Un garant du bon usage
Cette nouvelle rémunération sur objectifs de santé publique en appelle une autre, centrée sur la juste dispensation. Loin de se cantonner à la substitution des génériques et des biosimilaires, la Cnam veut promouvoir la qualité de la pratique pharmaceutique – y compris en matière de facturation – en valorisant financièrement l’adhésion à la démarche initiée et portée par le CNOP. Plus concrètement, les pharmaciens d’officine seront notamment chargés de contrôler l’authenticité des prescriptions de médicaments onéreux pour « lutter contre les fraudes et les trafics organisés ». Grande première, cet accord conventionnel comporte un volet écologique. Parmi d’autres implications, les officines devront monter des programmes de développement durable pour minimiser leur impact environnemental, non sans mener des actions de sensibilisation auprès de leurs patients.
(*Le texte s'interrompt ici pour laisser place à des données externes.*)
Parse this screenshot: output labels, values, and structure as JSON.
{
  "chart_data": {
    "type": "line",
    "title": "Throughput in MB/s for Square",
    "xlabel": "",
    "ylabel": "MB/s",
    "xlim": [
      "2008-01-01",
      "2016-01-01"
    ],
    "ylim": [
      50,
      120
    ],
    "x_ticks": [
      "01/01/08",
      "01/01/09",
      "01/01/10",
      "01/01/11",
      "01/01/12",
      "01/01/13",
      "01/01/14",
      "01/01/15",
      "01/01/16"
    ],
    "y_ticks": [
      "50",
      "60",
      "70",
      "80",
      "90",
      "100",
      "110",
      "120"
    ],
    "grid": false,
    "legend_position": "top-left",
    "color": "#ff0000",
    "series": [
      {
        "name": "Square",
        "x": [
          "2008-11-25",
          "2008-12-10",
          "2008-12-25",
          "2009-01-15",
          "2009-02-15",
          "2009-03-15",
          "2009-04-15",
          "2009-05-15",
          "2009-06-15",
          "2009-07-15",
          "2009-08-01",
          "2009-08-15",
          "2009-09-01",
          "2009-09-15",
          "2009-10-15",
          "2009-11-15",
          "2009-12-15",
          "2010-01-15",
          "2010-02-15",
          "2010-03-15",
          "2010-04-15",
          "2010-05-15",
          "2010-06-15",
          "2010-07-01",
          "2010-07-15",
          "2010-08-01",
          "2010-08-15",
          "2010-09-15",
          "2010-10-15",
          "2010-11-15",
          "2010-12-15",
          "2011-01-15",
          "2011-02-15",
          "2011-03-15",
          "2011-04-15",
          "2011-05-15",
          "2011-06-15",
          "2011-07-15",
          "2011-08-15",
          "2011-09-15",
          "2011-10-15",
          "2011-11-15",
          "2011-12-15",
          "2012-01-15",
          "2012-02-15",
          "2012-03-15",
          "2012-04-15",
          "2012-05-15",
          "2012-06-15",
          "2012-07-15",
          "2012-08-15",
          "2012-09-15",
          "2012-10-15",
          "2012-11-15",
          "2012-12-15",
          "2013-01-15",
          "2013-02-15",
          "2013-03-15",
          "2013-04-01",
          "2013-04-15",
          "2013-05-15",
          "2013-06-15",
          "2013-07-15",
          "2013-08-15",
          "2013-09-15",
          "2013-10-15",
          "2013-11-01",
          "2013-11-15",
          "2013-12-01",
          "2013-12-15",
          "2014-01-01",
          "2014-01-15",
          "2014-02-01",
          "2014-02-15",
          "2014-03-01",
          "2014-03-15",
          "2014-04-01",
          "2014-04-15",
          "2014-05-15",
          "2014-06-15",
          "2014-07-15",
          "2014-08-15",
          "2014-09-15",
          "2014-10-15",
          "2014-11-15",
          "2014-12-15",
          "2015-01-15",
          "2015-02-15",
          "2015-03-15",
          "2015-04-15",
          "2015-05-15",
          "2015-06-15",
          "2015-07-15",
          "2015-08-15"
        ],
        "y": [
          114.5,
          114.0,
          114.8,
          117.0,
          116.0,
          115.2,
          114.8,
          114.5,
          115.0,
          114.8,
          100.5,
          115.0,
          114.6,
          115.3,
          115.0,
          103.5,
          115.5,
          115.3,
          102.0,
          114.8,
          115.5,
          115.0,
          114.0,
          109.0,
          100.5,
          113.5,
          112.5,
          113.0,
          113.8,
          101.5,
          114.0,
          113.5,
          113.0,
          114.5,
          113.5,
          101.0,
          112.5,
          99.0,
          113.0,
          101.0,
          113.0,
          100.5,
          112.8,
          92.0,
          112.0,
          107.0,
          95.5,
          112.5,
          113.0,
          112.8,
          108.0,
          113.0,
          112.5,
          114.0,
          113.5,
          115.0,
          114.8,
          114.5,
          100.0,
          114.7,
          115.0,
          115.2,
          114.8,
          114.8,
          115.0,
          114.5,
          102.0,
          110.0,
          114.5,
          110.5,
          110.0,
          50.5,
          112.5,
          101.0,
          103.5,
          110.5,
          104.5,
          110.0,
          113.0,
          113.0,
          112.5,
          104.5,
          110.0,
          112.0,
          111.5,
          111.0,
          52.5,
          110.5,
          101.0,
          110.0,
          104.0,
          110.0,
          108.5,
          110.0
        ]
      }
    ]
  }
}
Elles devront surtout privilégier la dispensation des médicaments à l’unité pour réduire le gaspillage et la production de déchets dangereux ou toxiques***. Inédits et ambitieux, les cinq grands axes de cette convention marquent un véritable tournant dans l’histoire de la profession.
Jonathan Icart
(*) A l’exception des vaccins contre la rage et le méningocoque B.
(**) Ces informations seront recensées – avant la fin de l’année – sur le site www.ameli.fr.
(***) La convention pharmaceutique acte la généralisation de l’expérimentation sur la dispensation des antibiotiques à l’unité. La rémunération prévue, soit un euro par délivrance dans la limite de cinq cents euros par an, a été élargie aux médicaments stupéfiants.